FAQs on Data Catalog
A data catalog is important to solve two problems in modern data teams:
- Avoid poor productivity of people and the ROI of data.
- Governance Risk
Analysts are often unable to discover what data exists, much less how it has been previously used by peers. Valuable data is left unused and human effort is routinely duplicated—particularly in a schema-on-use world with raw data that requires preparation. “Tribal knowledge” is a common description for how organizations manage this productivity problem. This is clearly not a systematic solution, and scales very poorly as organizations grow.
This is becoming an increasingly serious issue as regulators clamp down on the use and transfer of data.
Data management necessarily entails tracking or controlling who accesses data, what they do with it, where they put it, and how it gets consumed downstream. In the absence of a standard place to store metadata and answer these questions, it is impossible to enforce policies and/or audit behaviour.
With e.g., the forthcoming GDPR regulations, if you can’t do that and your data contains information about people, then you could be liable for fines of $20M or 4% of revenue, whichever is the higher.

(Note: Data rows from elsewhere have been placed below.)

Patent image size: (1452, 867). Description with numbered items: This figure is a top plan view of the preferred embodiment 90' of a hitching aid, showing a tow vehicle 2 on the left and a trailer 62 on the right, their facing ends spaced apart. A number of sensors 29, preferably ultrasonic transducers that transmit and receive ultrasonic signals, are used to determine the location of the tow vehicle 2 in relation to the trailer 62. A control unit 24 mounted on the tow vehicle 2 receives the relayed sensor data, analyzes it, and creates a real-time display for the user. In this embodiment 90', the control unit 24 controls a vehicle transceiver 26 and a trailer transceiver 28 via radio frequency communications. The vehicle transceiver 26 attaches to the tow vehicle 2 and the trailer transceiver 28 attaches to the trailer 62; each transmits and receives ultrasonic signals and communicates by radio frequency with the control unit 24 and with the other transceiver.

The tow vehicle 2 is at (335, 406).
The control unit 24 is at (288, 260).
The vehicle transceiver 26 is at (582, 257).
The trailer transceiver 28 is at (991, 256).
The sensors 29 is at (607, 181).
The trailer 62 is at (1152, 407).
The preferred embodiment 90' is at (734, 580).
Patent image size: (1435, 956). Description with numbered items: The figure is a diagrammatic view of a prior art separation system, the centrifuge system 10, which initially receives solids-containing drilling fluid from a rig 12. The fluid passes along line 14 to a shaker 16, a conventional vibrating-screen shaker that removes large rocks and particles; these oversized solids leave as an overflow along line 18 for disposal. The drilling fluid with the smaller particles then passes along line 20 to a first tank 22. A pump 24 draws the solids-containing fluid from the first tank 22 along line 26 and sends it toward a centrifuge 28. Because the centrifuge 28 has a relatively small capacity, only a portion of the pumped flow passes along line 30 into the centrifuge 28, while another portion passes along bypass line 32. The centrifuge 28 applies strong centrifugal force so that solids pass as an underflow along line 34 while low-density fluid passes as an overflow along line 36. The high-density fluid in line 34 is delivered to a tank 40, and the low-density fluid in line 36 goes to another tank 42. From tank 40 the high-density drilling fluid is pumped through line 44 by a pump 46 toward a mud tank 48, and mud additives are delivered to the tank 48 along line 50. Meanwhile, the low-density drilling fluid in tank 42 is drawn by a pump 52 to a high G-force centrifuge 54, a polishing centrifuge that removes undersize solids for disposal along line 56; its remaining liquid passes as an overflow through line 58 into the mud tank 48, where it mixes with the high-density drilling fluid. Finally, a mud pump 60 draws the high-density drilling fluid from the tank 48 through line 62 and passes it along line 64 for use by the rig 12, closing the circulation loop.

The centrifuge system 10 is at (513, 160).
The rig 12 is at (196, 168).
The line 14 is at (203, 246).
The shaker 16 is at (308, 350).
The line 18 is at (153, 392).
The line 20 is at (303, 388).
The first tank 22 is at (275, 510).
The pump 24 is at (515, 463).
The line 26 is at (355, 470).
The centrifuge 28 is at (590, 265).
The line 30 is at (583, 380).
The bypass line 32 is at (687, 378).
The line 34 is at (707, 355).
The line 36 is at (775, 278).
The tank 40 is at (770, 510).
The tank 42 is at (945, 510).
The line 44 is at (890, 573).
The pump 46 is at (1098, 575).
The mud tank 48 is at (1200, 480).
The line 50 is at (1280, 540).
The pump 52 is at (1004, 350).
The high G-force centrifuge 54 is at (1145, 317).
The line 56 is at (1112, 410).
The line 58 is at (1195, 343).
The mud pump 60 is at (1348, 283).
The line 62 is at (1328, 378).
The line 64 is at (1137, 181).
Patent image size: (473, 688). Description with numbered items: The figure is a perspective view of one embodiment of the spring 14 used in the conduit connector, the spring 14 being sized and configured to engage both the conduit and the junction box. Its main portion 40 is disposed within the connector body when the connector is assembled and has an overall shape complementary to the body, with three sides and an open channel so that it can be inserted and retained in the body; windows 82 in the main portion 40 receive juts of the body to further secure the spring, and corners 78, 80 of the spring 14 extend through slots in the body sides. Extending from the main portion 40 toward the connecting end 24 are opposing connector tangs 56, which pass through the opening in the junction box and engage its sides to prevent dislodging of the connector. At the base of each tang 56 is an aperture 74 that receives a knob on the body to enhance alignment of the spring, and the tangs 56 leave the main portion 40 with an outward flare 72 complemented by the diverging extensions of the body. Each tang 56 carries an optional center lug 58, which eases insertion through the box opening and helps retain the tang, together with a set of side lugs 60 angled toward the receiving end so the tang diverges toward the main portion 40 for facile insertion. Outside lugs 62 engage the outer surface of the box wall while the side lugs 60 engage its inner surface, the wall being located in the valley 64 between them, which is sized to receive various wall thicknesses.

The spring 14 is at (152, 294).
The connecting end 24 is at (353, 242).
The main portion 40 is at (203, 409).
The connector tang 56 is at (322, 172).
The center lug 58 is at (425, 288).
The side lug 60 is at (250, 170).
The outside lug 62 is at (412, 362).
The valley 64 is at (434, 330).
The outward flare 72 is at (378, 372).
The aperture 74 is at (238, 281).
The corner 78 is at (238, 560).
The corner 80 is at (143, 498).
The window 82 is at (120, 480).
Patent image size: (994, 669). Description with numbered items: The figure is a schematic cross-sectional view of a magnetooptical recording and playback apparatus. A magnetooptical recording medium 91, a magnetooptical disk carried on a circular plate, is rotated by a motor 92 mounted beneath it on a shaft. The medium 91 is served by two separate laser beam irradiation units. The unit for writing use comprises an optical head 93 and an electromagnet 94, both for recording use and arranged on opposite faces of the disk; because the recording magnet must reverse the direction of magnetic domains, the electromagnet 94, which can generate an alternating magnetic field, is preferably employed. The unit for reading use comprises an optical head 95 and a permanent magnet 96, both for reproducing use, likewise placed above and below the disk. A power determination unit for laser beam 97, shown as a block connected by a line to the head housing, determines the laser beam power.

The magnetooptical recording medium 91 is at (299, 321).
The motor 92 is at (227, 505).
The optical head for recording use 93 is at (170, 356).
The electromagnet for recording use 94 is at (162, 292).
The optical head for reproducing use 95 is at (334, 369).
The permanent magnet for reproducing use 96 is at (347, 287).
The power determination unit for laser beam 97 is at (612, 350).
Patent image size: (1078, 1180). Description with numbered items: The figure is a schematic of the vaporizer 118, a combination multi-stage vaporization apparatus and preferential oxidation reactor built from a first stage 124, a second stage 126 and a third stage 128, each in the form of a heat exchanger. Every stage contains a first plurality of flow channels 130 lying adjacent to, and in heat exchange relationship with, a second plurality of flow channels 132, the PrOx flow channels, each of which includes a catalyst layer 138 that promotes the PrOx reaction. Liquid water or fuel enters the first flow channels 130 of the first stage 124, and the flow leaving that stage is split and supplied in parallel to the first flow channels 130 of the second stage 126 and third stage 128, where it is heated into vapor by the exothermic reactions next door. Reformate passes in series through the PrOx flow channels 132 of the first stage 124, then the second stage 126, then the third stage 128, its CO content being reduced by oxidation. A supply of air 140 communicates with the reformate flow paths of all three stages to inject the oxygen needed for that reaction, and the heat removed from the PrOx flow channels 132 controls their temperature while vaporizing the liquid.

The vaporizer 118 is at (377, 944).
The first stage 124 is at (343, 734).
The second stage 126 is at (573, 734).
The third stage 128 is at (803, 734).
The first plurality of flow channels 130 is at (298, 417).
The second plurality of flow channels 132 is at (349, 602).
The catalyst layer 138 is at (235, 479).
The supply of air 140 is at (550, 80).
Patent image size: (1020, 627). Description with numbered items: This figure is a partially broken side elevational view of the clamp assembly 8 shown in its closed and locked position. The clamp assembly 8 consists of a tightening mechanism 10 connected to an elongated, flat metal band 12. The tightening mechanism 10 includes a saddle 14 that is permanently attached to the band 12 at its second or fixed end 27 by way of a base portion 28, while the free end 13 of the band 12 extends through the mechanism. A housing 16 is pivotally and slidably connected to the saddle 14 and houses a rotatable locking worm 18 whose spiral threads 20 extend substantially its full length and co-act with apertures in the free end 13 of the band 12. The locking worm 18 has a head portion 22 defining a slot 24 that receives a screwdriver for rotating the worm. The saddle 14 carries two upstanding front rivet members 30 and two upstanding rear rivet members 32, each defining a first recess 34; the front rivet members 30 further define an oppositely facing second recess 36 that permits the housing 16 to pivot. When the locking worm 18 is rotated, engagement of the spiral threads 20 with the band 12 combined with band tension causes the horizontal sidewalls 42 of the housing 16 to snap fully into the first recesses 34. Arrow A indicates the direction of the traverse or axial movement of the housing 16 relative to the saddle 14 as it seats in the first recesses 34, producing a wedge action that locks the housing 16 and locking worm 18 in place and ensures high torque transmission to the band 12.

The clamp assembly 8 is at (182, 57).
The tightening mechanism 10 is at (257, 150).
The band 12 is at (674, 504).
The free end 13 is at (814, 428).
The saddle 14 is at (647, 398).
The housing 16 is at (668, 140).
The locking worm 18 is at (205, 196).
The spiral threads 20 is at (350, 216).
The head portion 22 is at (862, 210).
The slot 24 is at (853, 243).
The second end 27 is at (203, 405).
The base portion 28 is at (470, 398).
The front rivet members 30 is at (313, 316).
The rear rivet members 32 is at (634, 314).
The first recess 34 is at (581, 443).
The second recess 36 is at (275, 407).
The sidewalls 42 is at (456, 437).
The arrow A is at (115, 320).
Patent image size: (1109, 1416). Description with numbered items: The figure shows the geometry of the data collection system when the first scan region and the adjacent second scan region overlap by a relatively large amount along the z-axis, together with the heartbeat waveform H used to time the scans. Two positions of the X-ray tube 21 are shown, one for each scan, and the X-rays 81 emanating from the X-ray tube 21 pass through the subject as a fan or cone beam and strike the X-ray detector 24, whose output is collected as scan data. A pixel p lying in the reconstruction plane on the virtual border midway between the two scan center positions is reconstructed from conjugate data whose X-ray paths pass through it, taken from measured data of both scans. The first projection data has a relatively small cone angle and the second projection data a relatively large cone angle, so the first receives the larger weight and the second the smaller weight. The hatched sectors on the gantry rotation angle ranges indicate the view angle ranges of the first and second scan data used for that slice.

References: Ground Research Paper
A list of open source data catalog projects are:
- Amundsen by Lyft
- Metacat by Netflix
- Apache Atlas is a data governance and metadata management platform by the Apache community.
- PIICatcher Data Catalog by Tokern. PIICatcher is an open source and simple but effective data catalog for databases and filesystems.
- Choose one of the open source data catalog projects such as Amundsen, [Apache Atlas] (https://atlas.apache.org/) or PIICatcher.
- Follow installation instructions of the project. Some require a Hadoop cluster while others like PIICatcher is a simple python package.
- Integrate databases and data engines with the data catalog. The data catalog will scan and organize the metadata.
A Data Catalog enables many applications to improve productivity and governance. A representative list of applications is:
- Data Discovery
- Data Dictionary
- Data Provenance
- Measure ROI
- Privileged Access Management
- Auditing and compliance
AWS Glue is a fully managed extract, transform, and load (ETL) service that makes it easy for customers to prepare and load their data for analytics. Along with the ETL service it also provides a data catalog built on Apache Hive Metastore.
Google Data Catalog is a fully managed and scalable metadata management service that empowers organizations to quickly discover, manage, and understand all their data in Google Cloud.
Azure Data Catalog lets users discover the data sources they need and understand the data sources they find. At the same time, Data Catalog helps organizations get more value from their existing investments.